Britain’s Reuters journalists to strike over pay dispute

Britain’s Reuters journalists to strike over pay dispute

PanARMENIAN.Net - Britain-based journalists at the Reuters news agency have voted to strike for the first time in more than 25 years in a dispute over pay, their union and the company said, according to AP.

The National Union of Journalists said its members voted to walk off the job for 48 hours starting at 12:01 a.m. Thursday. The union said it has 159 members at the company, about a third of Reuters' 433 editorial employees in Britain.

The union said 83 percent of its members at Reuters voted for the walkout, rejecting management's offer of a 1.75 percent pay increase. Britain's inflation rate is currently above 4 percent.

Union representatives Mike Roddy and Helen Long blamed management for the strike.

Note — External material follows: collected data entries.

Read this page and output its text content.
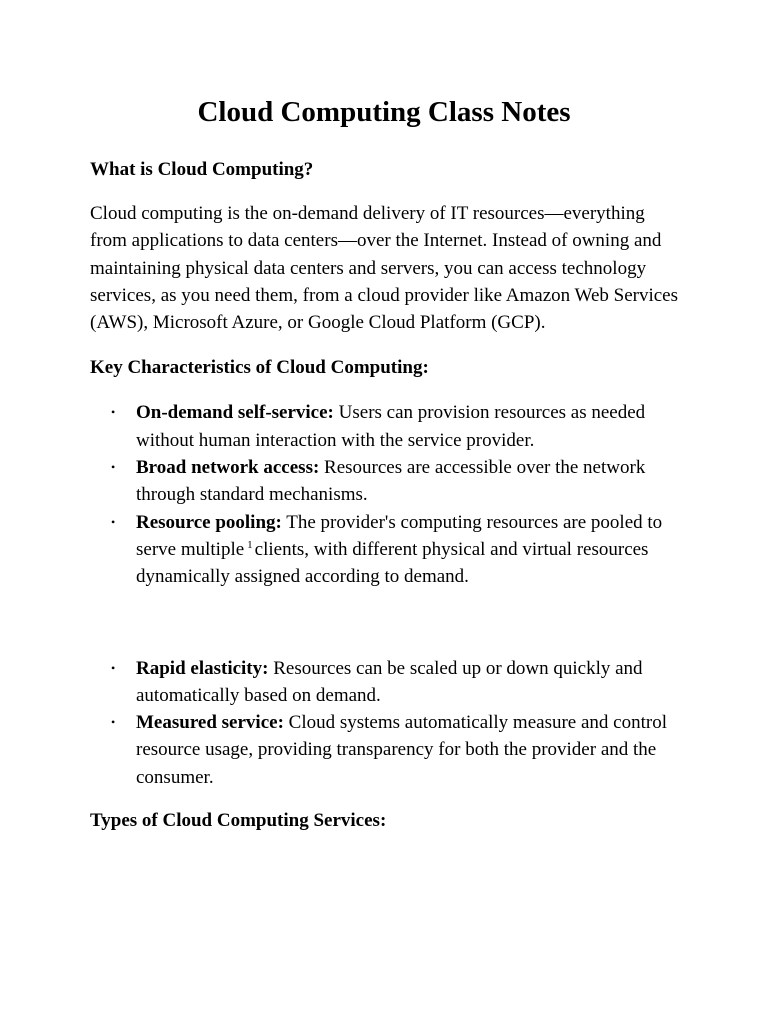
Cloud Computing Class Notes
What is Cloud Computing?

Cloud computing is the on-demand delivery of IT resources—everything from applications to data centers—over the Internet. Instead of owning and maintaining physical data centers and servers, you can access technology services, as you need them, from a cloud provider like Amazon Web Services (AWS), Microsoft Azure, or Google Cloud Platform (GCP).

Key Characteristics of Cloud Computing:
• On-demand self-service: Users can provision resources as needed without human interaction with the service provider.
• Broad network access: Resources are accessible over the network through standard mechanisms.
• Resource pooling: The provider's computing resources are pooled to serve multiple $^1$ clients, with different physical and virtual resources dynamically assigned according to demand.
• Rapid elasticity: Resources can be scaled up or down quickly and automatically based on demand.
• Measured service: Cloud systems automatically measure and control resource usage, providing transparency for both the provider and the consumer.
Types of Cloud Computing Services:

"The company ignored repeated warnings that members had reached a tipping point, after years of below-inflation pay rises, combined with rising costs, that are pricing many members out of their job," they said in a statement.

Stephen Adler, editor-in-chief of Reuters News, said the company regretted the strike and had "put in place contingency plans to ensure that Reuters continues to deliver the quality journalism that our customers rely on during this period."

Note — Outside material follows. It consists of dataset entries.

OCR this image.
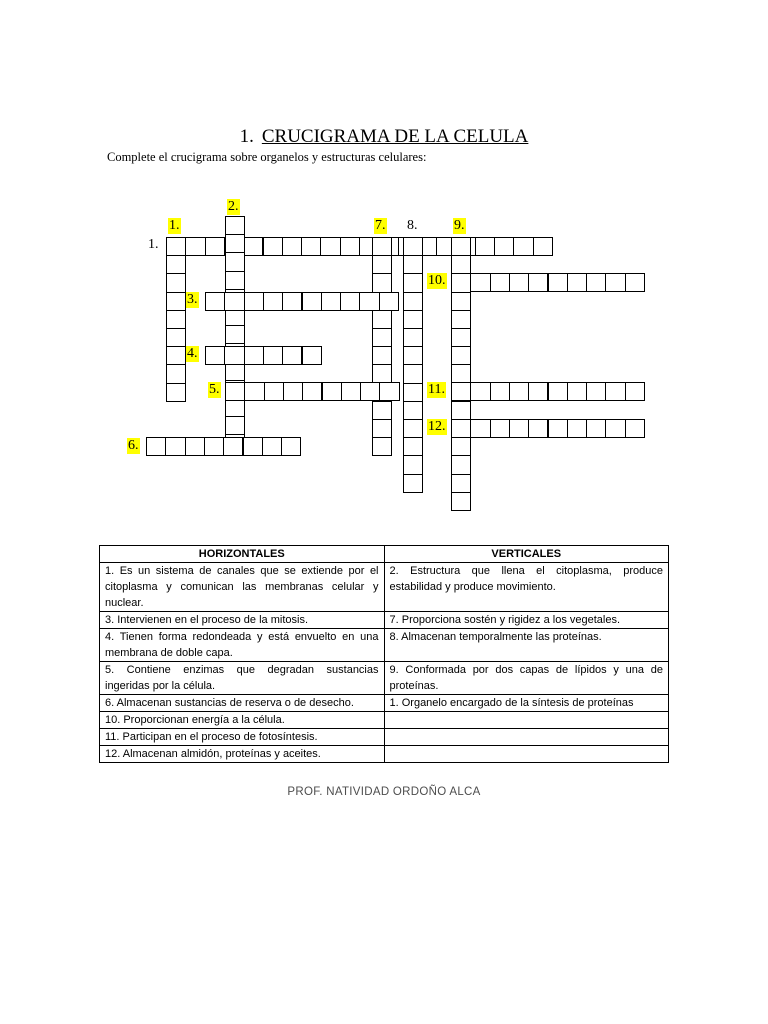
1. CRUCIGRAMA DE LA CELULA
Complete el crucigrama sobre organelos y estructuras celulares:
1.
2.
7. 8.	9.
1.
10.
3.
4.
5.	11.
12.
6.
HORIZONTALES	VERTICALES
1. Es un sistema de canales que se extiende por el citoplasma y comunican las membranas celular y nuclear.	2. Estructura que llena el citoplasma, produce estabilidad y produce movimiento.
3. Intervienen en el proceso de la mitosis.	7. Proporciona sostén y rigidez a los vegetales.
4. Tienen forma redondeada y está envuelto en una membrana de doble capa.	8. Almacenan temporalmente las proteínas.
5. Contiene enzimas que degradan sustancias ingeridas por la célula.	9. Conformada por dos capas de lípidos y una de proteínas.
6. Almacenan sustancias de reserva o de desecho.	1. Organelo encargado de la síntesis de proteínas
10. Proporcionan energía a la célula.	
11. Participan en el proceso de fotosíntesis.	
12. Almacenan almidón, proteínas y aceites.	
PROF. NATIVIDAD ORDOÑO ALCA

"We respect the right of our colleagues to engage in this job action as part of the bargaining process and look forward to welcoming them back to work on their next work day," he said. Parent company Thomson Reuters Corp. is due to release its full-year earnings on Thursday.

Thomson Reuters Corp. was formed when Thomson Corp. bought London-based Reuters in 2008 to form one of the world's largest news and information companies. The company is based in New York.